Drug Interactions between entrectinib and tolterodine

Consumer information for this interaction is not currently available.

GENERALLY AVOID: Entrectinib may cause dose-related prolongation of the QT interval. Theoretically, coadministration with other agents that can prolong the QT interval may result in additive effects and increased risk of ventricular arrhythmias including torsade de pointes and sudden death. Of 355 patients who received entrectinib in clinical trials at dosages ranging from 100 mg to 2600 mg daily (75% received 600 mg orally once daily), 3.1% of patients with at least one post-baseline QTc measurement experienced QTcF interval prolongation of >60 msec and 0.6% had a QTcF interval >500 msec. In general, the risk of an individual agent or a combination of agents causing ventricular arrhythmia in association with QT prolongation is largely unpredictable but may be increased by certain underlying risk factors such as congenital long QT syndrome, cardiac disease, and electrolyte disturbances (e.g., hypokalemia, hypomagnesemia). In addition, the extent of drug-induced QT prolongation is dependent on the particular drug(s) involved and dosage(s) of the drug(s).

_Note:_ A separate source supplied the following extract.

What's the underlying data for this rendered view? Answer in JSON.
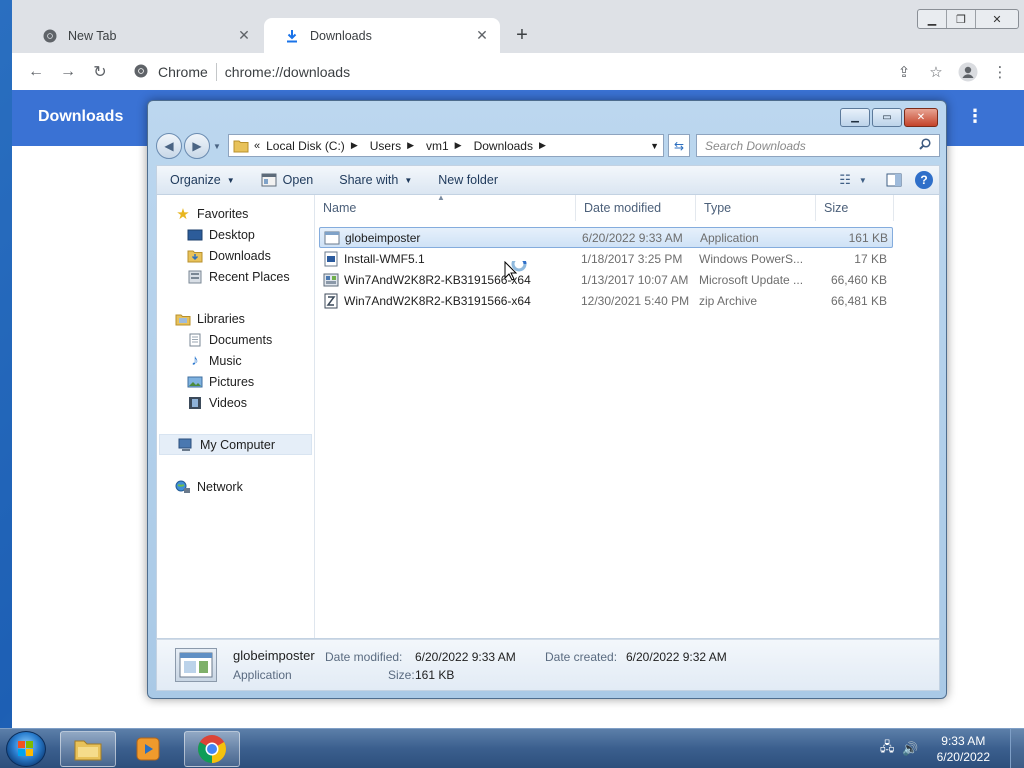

MANAGEMENT: Coadministration of entrectinib with other drugs that can prolong the QT interval should generally be avoided. Caution and clinical monitoring are recommended if concomitant use is required. Patients should have electrocardiograms (ECGs) performed prior to initiation of entrectinib, after 1 month of treatment with entrectinib, and periodically during treatment as appropriate based on individual risk factors. Some authorities suggest that if the QTc interval is between 481 to 500 msec at any time during treatment, entrectinib should be withheld until QTc is recovered to baseline at which time treatment at the same dose may be resumed (AU, UK). If the QTc is greater than 500 msec, entrectinib should be withheld until the QTc interval recovers to baseline at which time the same dose may be resumed if factors that caused the QT prolongation are corrected. However, if these factors are not identified and corrected, entrectinib should be resumed at a reduced dose. Entrectinib should be permanently discontinued in patients who develop QTc interval prolongation with signs or symptoms of life-threatening arrhythmia such as torsade de pointes or polymorphic ventricular tachycardia. Because hypokalemia and hypomagnesemia are risk factors for ventricular arrhythmias, electrolyte levels should also be obtained prior to and during treatment, and any abnormalities corrected as necessary. Patients should be advised to seek prompt medical attention if they experience symptoms that could indicate the occurrence of torsade de pointes such as dizziness, lightheadedness, fainting, palpitation, irregular heart rhythm, shortness of breath, or syncope.